The U.S. Economy is apparently not as resilient as it once was, at least in terms of generating post-recession job growth, the Conference Board reported Thursday. The continuing housing slump is a major reason why.

The board said the current recovery is the second slowest on record since1961 but noted that the last three recoveries, all since 1991, neither job growth nor Gross Domestic Product "roared back" as they had in prior years.

Not surprisingly, the board said continued job contraction in the construction sector was a major factor in retarding growth, having fallen 8.1% since the recession ended 21 months ago. Also not surprisingly, jobs in finance have fallen 1.8% over that same period. The third major drag has been state and local government employment, which has fallen 2.6% despite the boost provided by $785 billion in federal stimulus spending, much of it directed at maintaining jobs at the state and municipal level. An increase of 38,000 federal jobs during the recovery was insufficient to offset the loss of 429,000 state/local jobs.

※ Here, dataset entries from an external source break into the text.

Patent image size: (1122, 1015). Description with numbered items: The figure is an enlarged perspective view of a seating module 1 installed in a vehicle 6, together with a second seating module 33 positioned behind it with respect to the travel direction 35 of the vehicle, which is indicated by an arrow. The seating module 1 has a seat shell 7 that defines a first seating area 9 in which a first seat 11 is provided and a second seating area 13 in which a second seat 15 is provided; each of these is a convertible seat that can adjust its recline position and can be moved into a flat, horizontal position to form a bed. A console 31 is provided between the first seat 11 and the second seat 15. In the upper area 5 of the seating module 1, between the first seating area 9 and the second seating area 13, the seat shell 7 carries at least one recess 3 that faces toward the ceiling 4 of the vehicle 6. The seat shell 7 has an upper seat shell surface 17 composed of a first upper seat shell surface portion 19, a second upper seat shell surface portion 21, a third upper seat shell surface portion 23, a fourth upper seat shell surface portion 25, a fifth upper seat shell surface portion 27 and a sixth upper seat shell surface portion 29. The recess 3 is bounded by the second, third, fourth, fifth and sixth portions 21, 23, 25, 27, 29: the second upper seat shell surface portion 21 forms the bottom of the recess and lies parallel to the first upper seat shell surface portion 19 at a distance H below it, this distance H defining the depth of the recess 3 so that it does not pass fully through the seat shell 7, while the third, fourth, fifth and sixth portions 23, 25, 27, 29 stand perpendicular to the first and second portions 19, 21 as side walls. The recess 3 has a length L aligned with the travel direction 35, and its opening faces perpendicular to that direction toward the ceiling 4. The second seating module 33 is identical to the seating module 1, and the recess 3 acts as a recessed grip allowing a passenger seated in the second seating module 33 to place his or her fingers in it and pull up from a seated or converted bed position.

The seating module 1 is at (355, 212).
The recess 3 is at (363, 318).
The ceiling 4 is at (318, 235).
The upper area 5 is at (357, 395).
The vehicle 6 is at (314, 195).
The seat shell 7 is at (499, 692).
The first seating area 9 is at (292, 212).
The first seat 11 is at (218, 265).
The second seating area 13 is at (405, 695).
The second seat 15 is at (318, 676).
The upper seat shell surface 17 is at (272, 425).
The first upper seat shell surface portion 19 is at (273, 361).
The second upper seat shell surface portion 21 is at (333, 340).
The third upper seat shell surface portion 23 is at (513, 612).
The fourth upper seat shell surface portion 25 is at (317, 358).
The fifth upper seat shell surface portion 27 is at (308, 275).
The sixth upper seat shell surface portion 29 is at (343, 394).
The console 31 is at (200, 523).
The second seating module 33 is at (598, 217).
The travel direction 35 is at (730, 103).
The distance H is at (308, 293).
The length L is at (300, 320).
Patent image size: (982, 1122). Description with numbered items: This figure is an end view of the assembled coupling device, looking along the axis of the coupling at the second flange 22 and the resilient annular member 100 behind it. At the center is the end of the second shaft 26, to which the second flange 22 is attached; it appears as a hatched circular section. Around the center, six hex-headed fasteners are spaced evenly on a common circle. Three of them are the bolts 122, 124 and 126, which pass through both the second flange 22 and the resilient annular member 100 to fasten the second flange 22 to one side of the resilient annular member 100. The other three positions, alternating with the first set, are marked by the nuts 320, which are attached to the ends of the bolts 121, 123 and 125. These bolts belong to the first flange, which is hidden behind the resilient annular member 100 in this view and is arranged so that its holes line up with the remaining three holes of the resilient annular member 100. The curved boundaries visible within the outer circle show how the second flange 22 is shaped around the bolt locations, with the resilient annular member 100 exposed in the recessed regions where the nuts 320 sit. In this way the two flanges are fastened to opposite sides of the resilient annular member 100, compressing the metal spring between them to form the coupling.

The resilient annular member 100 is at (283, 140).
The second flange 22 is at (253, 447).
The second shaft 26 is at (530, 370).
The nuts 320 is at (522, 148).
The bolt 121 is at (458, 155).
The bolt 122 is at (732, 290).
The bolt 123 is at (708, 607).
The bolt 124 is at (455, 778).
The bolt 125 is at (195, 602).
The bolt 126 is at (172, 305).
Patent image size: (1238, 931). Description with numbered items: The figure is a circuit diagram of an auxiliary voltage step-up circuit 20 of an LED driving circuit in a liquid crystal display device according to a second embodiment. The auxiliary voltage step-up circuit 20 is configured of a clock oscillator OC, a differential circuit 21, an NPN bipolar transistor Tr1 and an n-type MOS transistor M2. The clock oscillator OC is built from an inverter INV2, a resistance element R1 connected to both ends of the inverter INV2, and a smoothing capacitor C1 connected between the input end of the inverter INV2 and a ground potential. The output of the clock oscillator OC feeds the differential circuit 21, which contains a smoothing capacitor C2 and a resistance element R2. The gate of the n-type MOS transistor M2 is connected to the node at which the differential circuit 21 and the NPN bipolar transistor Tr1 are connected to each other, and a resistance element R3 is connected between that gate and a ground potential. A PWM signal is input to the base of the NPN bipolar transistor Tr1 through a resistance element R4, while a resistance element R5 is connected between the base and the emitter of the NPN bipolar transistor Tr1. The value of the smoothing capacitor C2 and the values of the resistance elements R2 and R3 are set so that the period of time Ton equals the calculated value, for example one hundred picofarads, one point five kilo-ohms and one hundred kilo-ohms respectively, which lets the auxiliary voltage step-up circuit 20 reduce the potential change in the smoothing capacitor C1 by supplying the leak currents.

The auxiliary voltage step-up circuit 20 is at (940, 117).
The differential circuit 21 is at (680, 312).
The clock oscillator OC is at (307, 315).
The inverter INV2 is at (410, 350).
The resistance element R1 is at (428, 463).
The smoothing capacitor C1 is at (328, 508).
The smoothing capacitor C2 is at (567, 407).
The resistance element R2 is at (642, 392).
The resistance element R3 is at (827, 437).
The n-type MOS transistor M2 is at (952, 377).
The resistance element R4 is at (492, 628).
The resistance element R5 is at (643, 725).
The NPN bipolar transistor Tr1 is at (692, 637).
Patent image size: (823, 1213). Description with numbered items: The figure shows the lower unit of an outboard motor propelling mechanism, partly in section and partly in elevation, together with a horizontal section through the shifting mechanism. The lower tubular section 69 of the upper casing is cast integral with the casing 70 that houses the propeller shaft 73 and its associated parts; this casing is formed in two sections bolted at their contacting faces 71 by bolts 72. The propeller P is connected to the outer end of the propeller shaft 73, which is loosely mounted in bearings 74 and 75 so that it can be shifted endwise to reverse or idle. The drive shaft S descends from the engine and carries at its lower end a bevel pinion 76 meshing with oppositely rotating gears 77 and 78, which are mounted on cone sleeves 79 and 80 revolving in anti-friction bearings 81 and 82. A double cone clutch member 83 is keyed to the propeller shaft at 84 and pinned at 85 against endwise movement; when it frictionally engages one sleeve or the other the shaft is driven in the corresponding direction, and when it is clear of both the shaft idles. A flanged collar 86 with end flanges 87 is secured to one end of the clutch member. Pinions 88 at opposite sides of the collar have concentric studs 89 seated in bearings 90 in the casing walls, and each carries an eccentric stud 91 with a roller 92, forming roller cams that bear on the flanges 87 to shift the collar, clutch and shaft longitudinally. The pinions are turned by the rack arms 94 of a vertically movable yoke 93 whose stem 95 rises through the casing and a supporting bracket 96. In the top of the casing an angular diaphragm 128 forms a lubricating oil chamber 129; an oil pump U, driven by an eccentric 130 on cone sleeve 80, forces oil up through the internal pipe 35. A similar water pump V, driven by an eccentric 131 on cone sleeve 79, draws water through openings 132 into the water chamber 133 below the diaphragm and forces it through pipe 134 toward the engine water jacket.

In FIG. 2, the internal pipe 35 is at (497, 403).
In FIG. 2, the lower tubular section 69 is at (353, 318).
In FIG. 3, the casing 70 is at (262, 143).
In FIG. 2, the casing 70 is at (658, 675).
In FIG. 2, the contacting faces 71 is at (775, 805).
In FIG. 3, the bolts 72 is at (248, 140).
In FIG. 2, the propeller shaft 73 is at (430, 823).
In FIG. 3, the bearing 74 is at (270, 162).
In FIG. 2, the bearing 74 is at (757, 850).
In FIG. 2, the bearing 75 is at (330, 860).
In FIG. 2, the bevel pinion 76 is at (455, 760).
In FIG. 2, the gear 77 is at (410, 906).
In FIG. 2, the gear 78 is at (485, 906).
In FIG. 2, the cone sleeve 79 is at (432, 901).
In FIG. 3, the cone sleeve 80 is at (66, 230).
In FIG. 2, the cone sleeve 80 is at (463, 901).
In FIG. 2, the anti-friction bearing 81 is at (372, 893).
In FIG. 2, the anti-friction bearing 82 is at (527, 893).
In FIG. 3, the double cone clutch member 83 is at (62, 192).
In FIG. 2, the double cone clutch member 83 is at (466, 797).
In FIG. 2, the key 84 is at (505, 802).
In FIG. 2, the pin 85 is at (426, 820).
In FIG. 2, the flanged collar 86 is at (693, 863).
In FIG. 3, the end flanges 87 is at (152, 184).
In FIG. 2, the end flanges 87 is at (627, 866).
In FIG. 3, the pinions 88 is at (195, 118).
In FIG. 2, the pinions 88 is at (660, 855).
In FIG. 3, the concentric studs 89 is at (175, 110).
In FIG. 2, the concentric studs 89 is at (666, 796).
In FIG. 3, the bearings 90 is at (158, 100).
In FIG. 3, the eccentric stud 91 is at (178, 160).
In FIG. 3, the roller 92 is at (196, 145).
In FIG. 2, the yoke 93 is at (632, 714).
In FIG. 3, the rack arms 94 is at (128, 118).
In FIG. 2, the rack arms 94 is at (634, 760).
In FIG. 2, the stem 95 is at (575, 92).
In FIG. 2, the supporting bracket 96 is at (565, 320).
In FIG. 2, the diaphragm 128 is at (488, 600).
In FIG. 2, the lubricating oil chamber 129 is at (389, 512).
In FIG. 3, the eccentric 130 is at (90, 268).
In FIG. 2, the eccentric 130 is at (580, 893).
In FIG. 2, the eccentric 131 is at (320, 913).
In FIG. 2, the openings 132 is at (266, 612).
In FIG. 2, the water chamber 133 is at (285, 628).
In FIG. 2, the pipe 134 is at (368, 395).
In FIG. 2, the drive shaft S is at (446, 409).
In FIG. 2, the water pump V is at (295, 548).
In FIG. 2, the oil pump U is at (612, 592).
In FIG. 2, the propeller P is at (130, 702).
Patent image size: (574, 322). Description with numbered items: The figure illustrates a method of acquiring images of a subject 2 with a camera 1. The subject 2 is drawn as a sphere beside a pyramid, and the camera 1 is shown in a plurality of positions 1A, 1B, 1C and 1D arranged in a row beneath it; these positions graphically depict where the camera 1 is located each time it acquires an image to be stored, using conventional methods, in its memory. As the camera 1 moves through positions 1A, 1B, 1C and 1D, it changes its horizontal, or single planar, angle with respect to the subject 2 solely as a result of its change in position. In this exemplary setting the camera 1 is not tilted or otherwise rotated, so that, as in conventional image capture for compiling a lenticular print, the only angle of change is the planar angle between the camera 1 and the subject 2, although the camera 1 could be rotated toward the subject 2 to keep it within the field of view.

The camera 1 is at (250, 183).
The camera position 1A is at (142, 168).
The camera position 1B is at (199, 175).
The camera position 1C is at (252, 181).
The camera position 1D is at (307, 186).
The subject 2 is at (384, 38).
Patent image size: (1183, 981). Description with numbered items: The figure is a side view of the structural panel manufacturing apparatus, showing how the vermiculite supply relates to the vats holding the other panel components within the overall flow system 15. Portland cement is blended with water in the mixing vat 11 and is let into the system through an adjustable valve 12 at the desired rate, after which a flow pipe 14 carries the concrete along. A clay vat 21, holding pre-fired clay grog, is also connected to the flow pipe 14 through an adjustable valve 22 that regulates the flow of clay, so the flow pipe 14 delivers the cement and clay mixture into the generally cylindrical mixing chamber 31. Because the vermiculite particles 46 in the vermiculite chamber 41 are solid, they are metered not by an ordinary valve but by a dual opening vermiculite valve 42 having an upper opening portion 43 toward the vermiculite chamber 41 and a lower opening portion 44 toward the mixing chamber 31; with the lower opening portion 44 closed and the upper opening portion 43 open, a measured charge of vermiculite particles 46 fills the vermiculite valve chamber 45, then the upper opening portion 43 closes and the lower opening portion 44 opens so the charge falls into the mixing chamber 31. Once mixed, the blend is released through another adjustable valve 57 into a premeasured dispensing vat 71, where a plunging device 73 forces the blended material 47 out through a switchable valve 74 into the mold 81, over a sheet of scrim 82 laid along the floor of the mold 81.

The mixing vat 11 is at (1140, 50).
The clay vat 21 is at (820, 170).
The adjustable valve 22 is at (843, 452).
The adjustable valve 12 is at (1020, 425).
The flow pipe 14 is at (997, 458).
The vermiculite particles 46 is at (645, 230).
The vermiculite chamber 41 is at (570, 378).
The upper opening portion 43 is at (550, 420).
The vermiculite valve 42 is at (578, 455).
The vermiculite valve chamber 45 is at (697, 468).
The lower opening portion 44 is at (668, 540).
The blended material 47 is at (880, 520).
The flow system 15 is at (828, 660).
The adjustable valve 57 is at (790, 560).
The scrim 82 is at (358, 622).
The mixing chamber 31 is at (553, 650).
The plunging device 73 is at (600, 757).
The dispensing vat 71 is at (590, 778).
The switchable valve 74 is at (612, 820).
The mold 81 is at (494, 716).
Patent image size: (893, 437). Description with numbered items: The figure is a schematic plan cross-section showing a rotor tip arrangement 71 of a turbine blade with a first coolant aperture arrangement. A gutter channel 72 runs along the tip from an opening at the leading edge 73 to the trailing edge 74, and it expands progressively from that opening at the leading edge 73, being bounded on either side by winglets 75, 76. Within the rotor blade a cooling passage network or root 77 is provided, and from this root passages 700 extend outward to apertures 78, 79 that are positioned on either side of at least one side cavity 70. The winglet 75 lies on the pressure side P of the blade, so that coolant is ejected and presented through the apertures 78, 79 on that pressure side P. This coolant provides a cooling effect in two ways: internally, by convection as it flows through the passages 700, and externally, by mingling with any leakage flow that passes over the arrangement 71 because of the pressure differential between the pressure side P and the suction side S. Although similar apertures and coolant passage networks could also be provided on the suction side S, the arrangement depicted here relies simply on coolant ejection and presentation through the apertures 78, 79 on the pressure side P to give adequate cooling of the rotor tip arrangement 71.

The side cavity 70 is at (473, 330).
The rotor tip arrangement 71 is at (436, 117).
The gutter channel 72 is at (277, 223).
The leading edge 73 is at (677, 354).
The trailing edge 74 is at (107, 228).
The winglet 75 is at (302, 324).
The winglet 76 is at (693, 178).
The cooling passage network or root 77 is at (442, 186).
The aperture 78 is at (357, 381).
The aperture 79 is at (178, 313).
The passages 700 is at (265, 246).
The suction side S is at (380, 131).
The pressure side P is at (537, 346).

Since the end of recession, total employment in construction, finance and state/local government declined by 1.06 million jobs, while the rest of the economy added only 1.3 million jobs.

"Employment in construction, finance and state/local government is not only declining, but declining much faster than in any other recovery since 1960,"said Gad Levanon, associate director of macroeconomic research at The Conference Board. "The decline in these industries is a result of forces that go beyond the ups and downs we see in typical recessions, and a strong bounce back is unlikely in the near future."

The board projects that the housing downturn, high oil and commodity prices, government austerity measures and limited consumer spending will hold GDP growth to 2.5% this year and next as unemployment remains above 8% through 2012. A normal expansion rate during recovery is between 3.5% and 4%.

"Longer-term prospects are more promising, however," said Levanon. "In the last six months, employment outside of construction, finance and state and local government has already been growing faster than nearly any other six-month period in the last decade. Once constraints in these hard-hit sectors loosen, overall job recovery is likely to pick up pace."